This PR adds optional caller-provided output and grad-input buffers to GroupedLinear (both the nn.Module and BasicOperation variants) and the fused MXFP8/NVFP4 GroupedMLP, enabling zero-copy integration with symmetric-memory communication buffers in Expert Parallelism workflows.

  • GroupedLinear.forward gains out/dgrad_out parameters, validated through a shared _validate_or_alloc_output helper; the ops-layer equivalent uses validate_or_alloc_output in _common.py.
  • Sequential.forward gains op_kwargs (keyed by module or index) routed through a new _resolve_op_kwargs helper that maps per-op kwargs onto the correct slot in each OperationFuser's basic-op list.
  • The fused MXFP8 GEMM path threads the caller buffer into the cuDNN kernel via as_strided so the kernel writes directly into the flat 2-D buffer, avoiding any D2D copy.

Confidence Score: 4/5

The buffer-aliasing feature is well-structured and validated at the boundary, but _OperationFuserAutogradFunction.forward mutates the caller's output buffer by calling requires_grad_(True) on it, which would break reuse of the same buffer across training iterations — the primary motivation for this feature.

The new validate_or_alloc_output helper, the _resolve_op_kwargs routing, and the as_strided kernel trick are each implemented correctly for a single forward+backward pass. The core concern is that _OperationFuserAutogradFunction.forward calls x.requires_grad_(True) where x is the caller-provided buffer. Because this is an in-place Python mutation, output_buffer.requires_grad remains True after the call returns, and the next iteration's validate_or_alloc_output would raise ValueError. Tests cover one-shot usage only and do not exercise iteration reuse, so the defect is not currently caught.
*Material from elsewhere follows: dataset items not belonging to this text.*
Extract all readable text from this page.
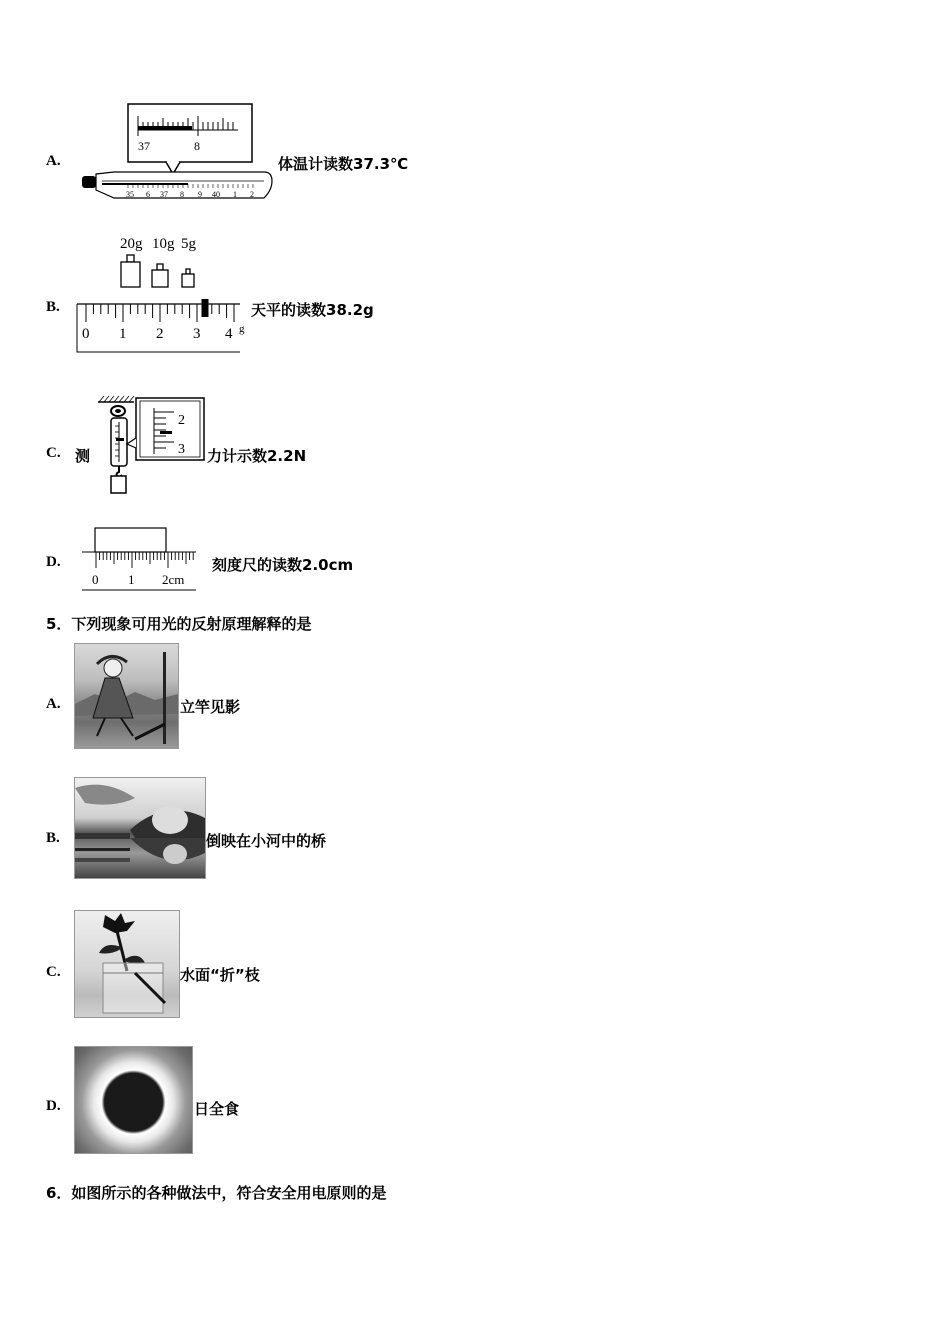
A.
37	8
35 6 37 8 9 40 1 2
体温计读数37.3℃
B.
20g 10g 5g
0 1 2 3 4 g
天平的读数38.2g
C. 测
2
3 力计示数2.2N
D.
0 1 2cm
刻度尺的读数2.0cm
5．下列现象可用光的反射原理解释的是
A.	立竿见影
B.	倒映在小河中的桥
C.	水面“折”枝
D.	日全食
6．如图所示的各种做法中，符合安全用电原则的是
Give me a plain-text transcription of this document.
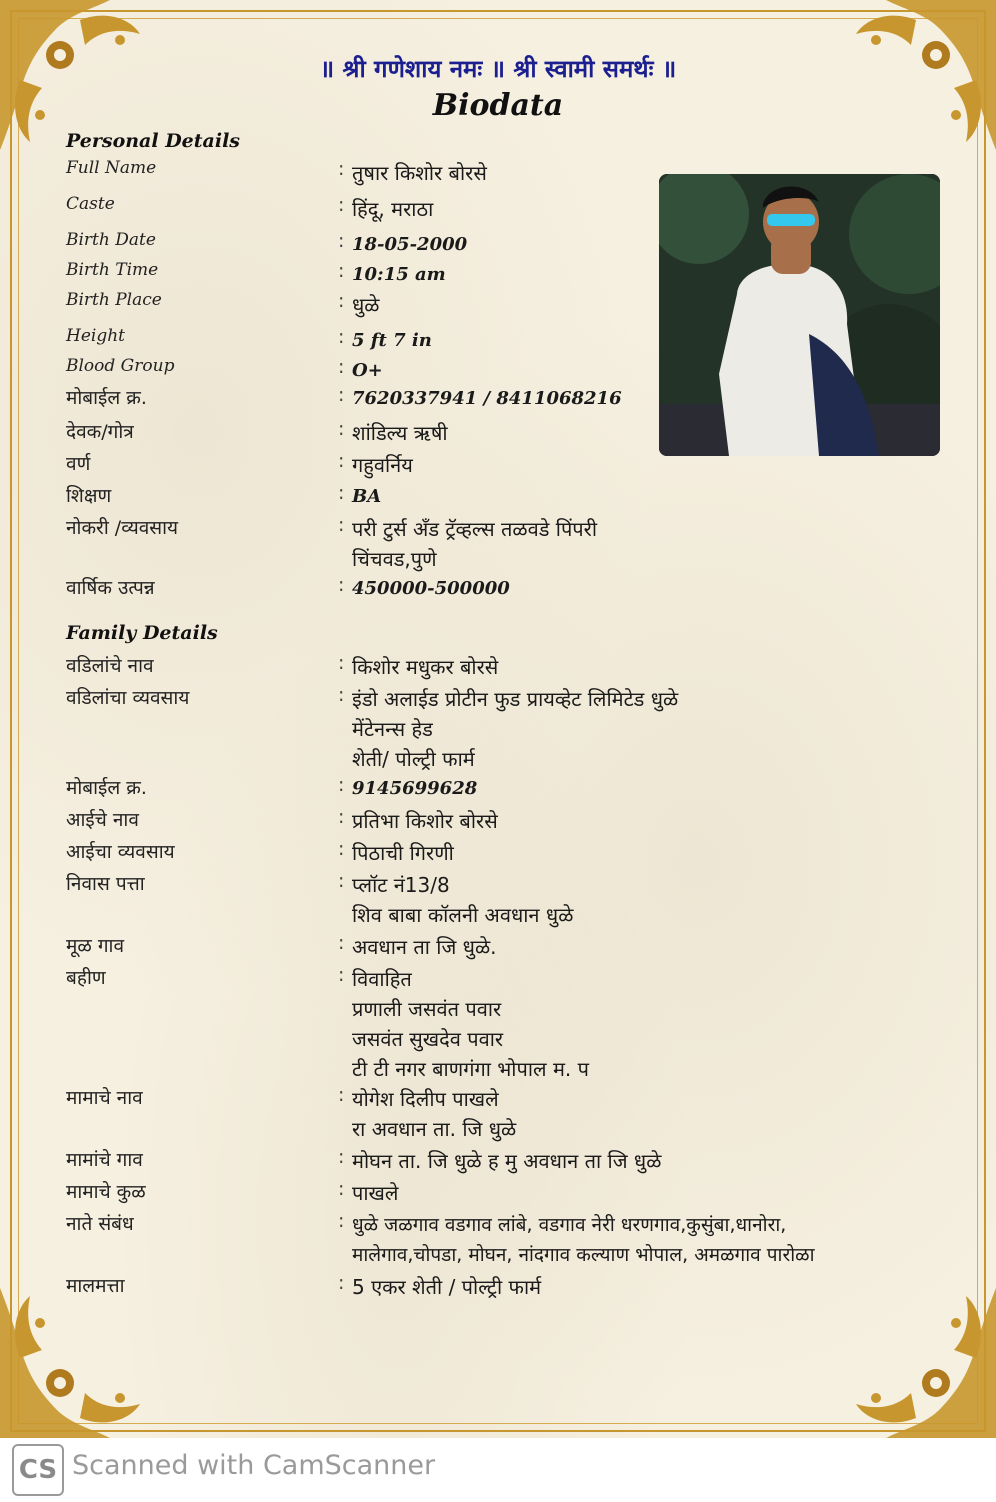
॥ श्री गणेशाय नमः ॥ श्री स्वामी समर्थः ॥
Biodata
Personal Details
Full Name	: तुषार किशोर बोरसे
Caste	: हिंदू, मराठा
Birth Date	: 18-05-2000
Birth Time	: 10:15 am
Birth Place	: धुळे
Height	: 5 ft 7 in
Blood Group	: O+
मोबाईल क्र.	: 7620337941 / 8411068216
देवक/गोत्र	: शांडिल्य ऋषी
वर्ण	: गहुवर्निय
शिक्षण	: BA
नोकरी /व्यवसाय	: परी टुर्स अँड ट्रॅव्हल्स तळवडे पिंपरी
चिंचवड,पुणे
वार्षिक उत्पन्न	: 450000-500000
Family Details
वडिलांचे नाव	: किशोर मधुकर बोरसे
वडिलांचा व्यवसाय	: इंडो अलाईड प्रोटीन फुड प्रायव्हेट लिमिटेड धुळे
मेंटेनन्स हेड
शेती/ पोल्ट्री फार्म
मोबाईल क्र.	: 9145699628
आईचे नाव	: प्रतिभा किशोर बोरसे
आईचा व्यवसाय	: पिठाची गिरणी
निवास पत्ता	: प्लॉट नं13/8
शिव बाबा कॉलनी अवधान धुळे
मूळ गाव	: अवधान ता जि धुळे.
बहीण	: विवाहित
प्रणाली जसवंत पवार
जसवंत सुखदेव पवार
टी टी नगर बाणगंगा भोपाल म. प
मामाचे नाव	: योगेश दिलीप पाखले
रा अवधान ता. जि धुळे
मामांचे गाव	: मोघन ता. जि धुळे ह मु अवधान ता जि धुळे
मामाचे कुळ	: पाखले
नाते संबंध	: धुळे जळगाव वडगाव लांबे, वडगाव नेरी धरणगाव,कुसुंबा,धानोरा,
मालेगाव,चोपडा, मोघन, नांदगाव कल्याण भोपाल, अमळगाव पारोळा
मालमत्ता	: 5 एकर शेती / पोल्ट्री फार्म
CS Scanned with CamScanner
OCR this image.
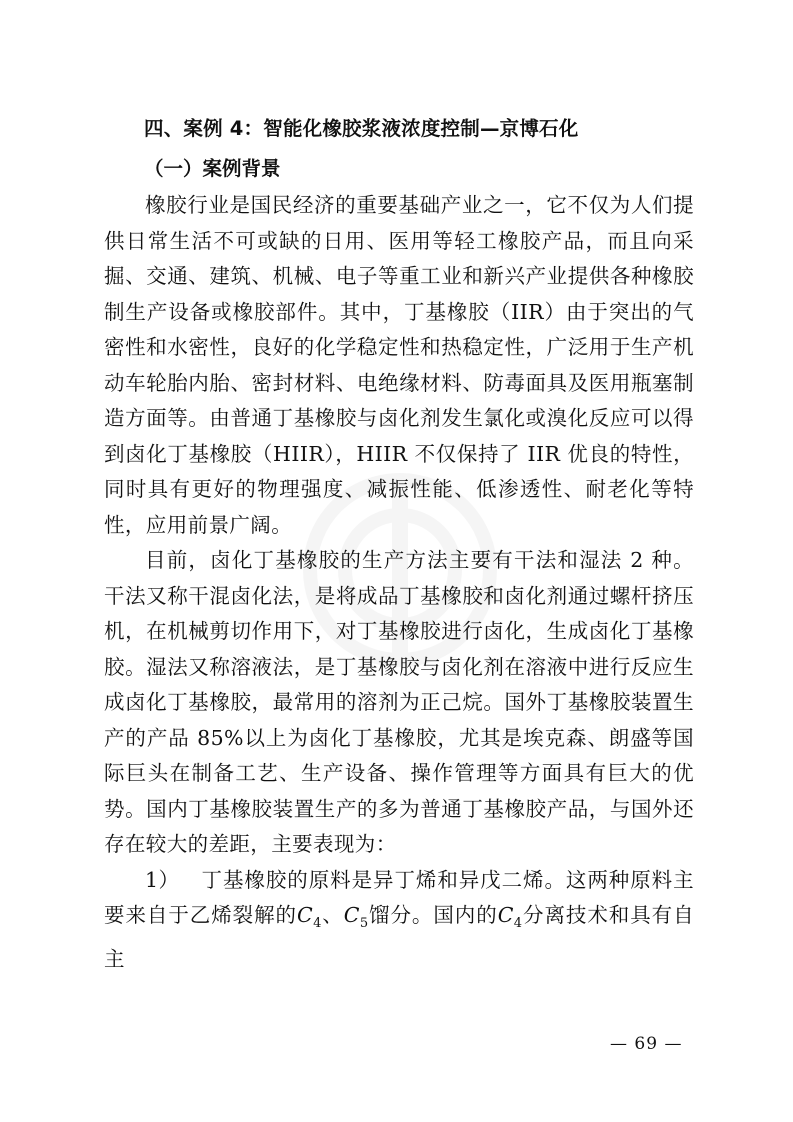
四、案例 4：智能化橡胶浆液浓度控制—京博石化
（一）案例背景

橡胶行业是国民经济的重要基础产业之一，它不仅为人们提供日常生活不可或缺的日用、医用等轻工橡胶产品，而且向采掘、交通、建筑、机械、电子等重工业和新兴产业提供各种橡胶制生产设备或橡胶部件。其中，丁基橡胶（IIR）由于突出的气密性和水密性，良好的化学稳定性和热稳定性，广泛用于生产机动车轮胎内胎、密封材料、电绝缘材料、防毒面具及医用瓶塞制造方面等。由普通丁基橡胶与卤化剂发生氯化或溴化反应可以得到卤化丁基橡胶（HIIR），HIIR 不仅保持了 IIR 优良的特性，同时具有更好的物理强度、减振性能、低渗透性、耐老化等特性，应用前景广阔。

目前，卤化丁基橡胶的生产方法主要有干法和湿法 2 种。干法又称干混卤化法，是将成品丁基橡胶和卤化剂通过螺杆挤压机，在机械剪切作用下，对丁基橡胶进行卤化，生成卤化丁基橡胶。湿法又称溶液法，是丁基橡胶与卤化剂在溶液中进行反应生成卤化丁基橡胶，最常用的溶剂为正己烷。国外丁基橡胶装置生产的产品 85%以上为卤化丁基橡胶，尤其是埃克森、朗盛等国际巨头在制备工艺、生产设备、操作管理等方面具有巨大的优势。国内丁基橡胶装置生产的多为普通丁基橡胶产品，与国外还存在较大的差距，主要表现为：

1） 丁基橡胶的原料是异丁烯和异戊二烯。这两种原料主要来自于乙烯裂解的$C_4$、$C_5$馏分。国内的$C_4$分离技术和具有自主

— 69 —
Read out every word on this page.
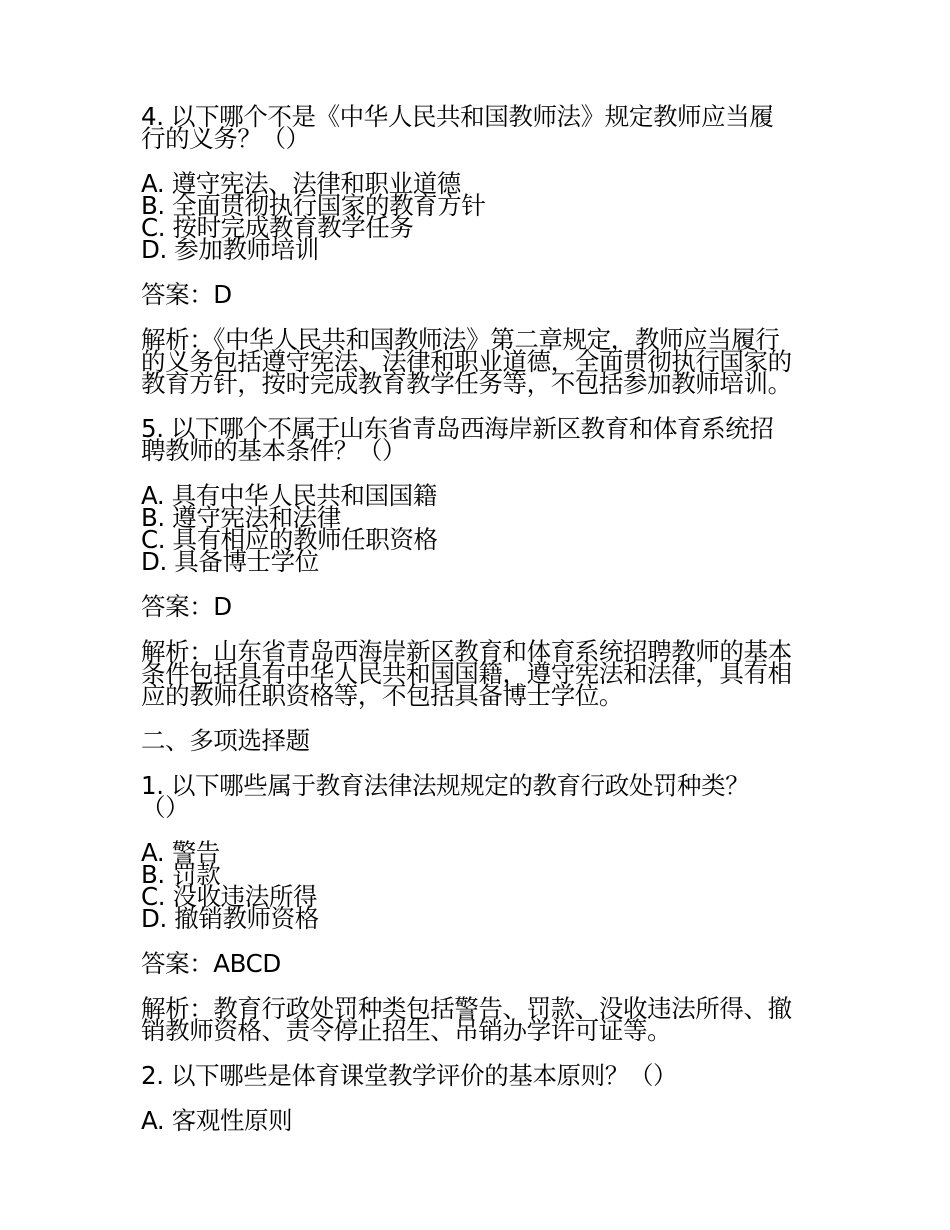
4. 以下哪个不是《中华人民共和国教师法》规定教师应当履
行的义务？（）
A. 遵守宪法、法律和职业道德
B. 全面贯彻执行国家的教育方针
C. 按时完成教育教学任务
D. 参加教师培训
答案：D
解析：《中华人民共和国教师法》第二章规定，教师应当履行
的义务包括遵守宪法、法律和职业道德，全面贯彻执行国家的
教育方针，按时完成教育教学任务等，不包括参加教师培训。
5. 以下哪个不属于山东省青岛西海岸新区教育和体育系统招
聘教师的基本条件？（）
A. 具有中华人民共和国国籍
B. 遵守宪法和法律
C. 具有相应的教师任职资格
D. 具备博士学位
答案：D
解析：山东省青岛西海岸新区教育和体育系统招聘教师的基本
条件包括具有中华人民共和国国籍，遵守宪法和法律，具有相
应的教师任职资格等，不包括具备博士学位。
二、多项选择题
1. 以下哪些属于教育法律法规规定的教育行政处罚种类？
（）
A. 警告
B. 罚款
C. 没收违法所得
D. 撤销教师资格
答案：ABCD
解析：教育行政处罚种类包括警告、罚款、没收违法所得、撤
销教师资格、责令停止招生、吊销办学许可证等。
2. 以下哪些是体育课堂教学评价的基本原则？（）
A. 客观性原则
transformer_engine/pytorch/ops/fused/grouped_mlp.py (output buffer aliasing with the fuser's requires_grad mutation) and tests/pytorch/test_grouped_mlp.py / test_fusible_ops.py (missing multi-iteration buffer reuse coverage).

Important Files Changed

Filename Overview
transformer_engine/pytorch/module/grouped_linear.py Adds out/dgrad_out parameters to GroupedLinear.forward and threads them through the grouped-tensor and legacy backward paths via _validate_or_alloc_output.
transformer_engine/pytorch/ops/_common.py Adds OUTPUT_BUFFER_KEY/GRAD_INPUT_BUFFER_KEY string constants and a reusable validate_or_alloc_output helper used throughout the ops stack.
transformer_engine/pytorch/ops/basic/grouped_linear.py Wires out_buffer/dgrad_out from basic_op_kwargs into both legacy and grouped-tensor forward/backward paths; dgrad_out is retrieved from ctx with getattr(..., None) for safety.
transformer_engine/pytorch/ops/fused/grouped_mlp.py Pulls output/grad-input buffers from basic_op_kwargs and writes GEMM results directly into them via as_strided; the caller buffer's requires_grad flag is mutated by _OperationFuserAutogradFunction.forward, breaking buffer reuse across iterations.
transformer_engine/pytorch/ops/sequential.py Adds op_kwargs parameter to Sequential.forward and _resolve_op_kwargs helper that maps module/index keys to per-basic-op kwargs lists; integer key out-of-range yields an undifferentiated IndexError.
tests/pytorch/test_fusible_ops.py Adds test_grouped_linear_caller_buffers covering forward aliasing, shape rejection, and a single-pass backward; does not test buffer reuse across iterations.
tests/pytorch/test_grouped_linear.py Adds test_grouped_linear_caller_output_buffers with parametrized out/dgrad_out/both coverage, padded-tail sentinel checks, and a shape-mismatch rejection test.
tests/pytorch/test_grouped_mlp.py Adds test_grouped_mlp_caller_buffers for the MXFP8 fused op; verifies aliasing and grad match for a single forward+backward pass, without testing iteration reuse.

Sequence Diagram

%%{init: {'theme': 'neutral'}}%%
sequenceDiagram
    participant Caller
    participant Sequential
    participant OperationFuser
    participant GroupedMLP_CuTeGEMMBase
    participant cuDNN_Kernel

    Caller->>Sequential: forward(x, split_sizes, op_kwargs)
    Sequential->>Sequential: _resolve_op_kwargs(op_kwargs)
    Sequential->>OperationFuser: __call__(x, basic_op_kwargs)
    OperationFuser->>GroupedMLP_CuTeGEMMBase: fuser_forward(basic_op_ctxs, x, basic_op_kwargs)
    GroupedMLP_CuTeGEMMBase->>GroupedMLP_CuTeGEMMBase: validate_or_alloc_output(output_buffer)
    GroupedMLP_CuTeGEMMBase->>cuDNN_Kernel: "grouped_gemm_quant_kernel(d_tensor=out_buf.as_strided(...))"
    cuDNN_Kernel-->>GroupedMLP_CuTeGEMMBase: writes directly into out_buf storage
    GroupedMLP_CuTeGEMMBase-->>OperationFuser: "fc2_out = output_buffer"
    OperationFuser-->>Caller: y (aliases out_buf)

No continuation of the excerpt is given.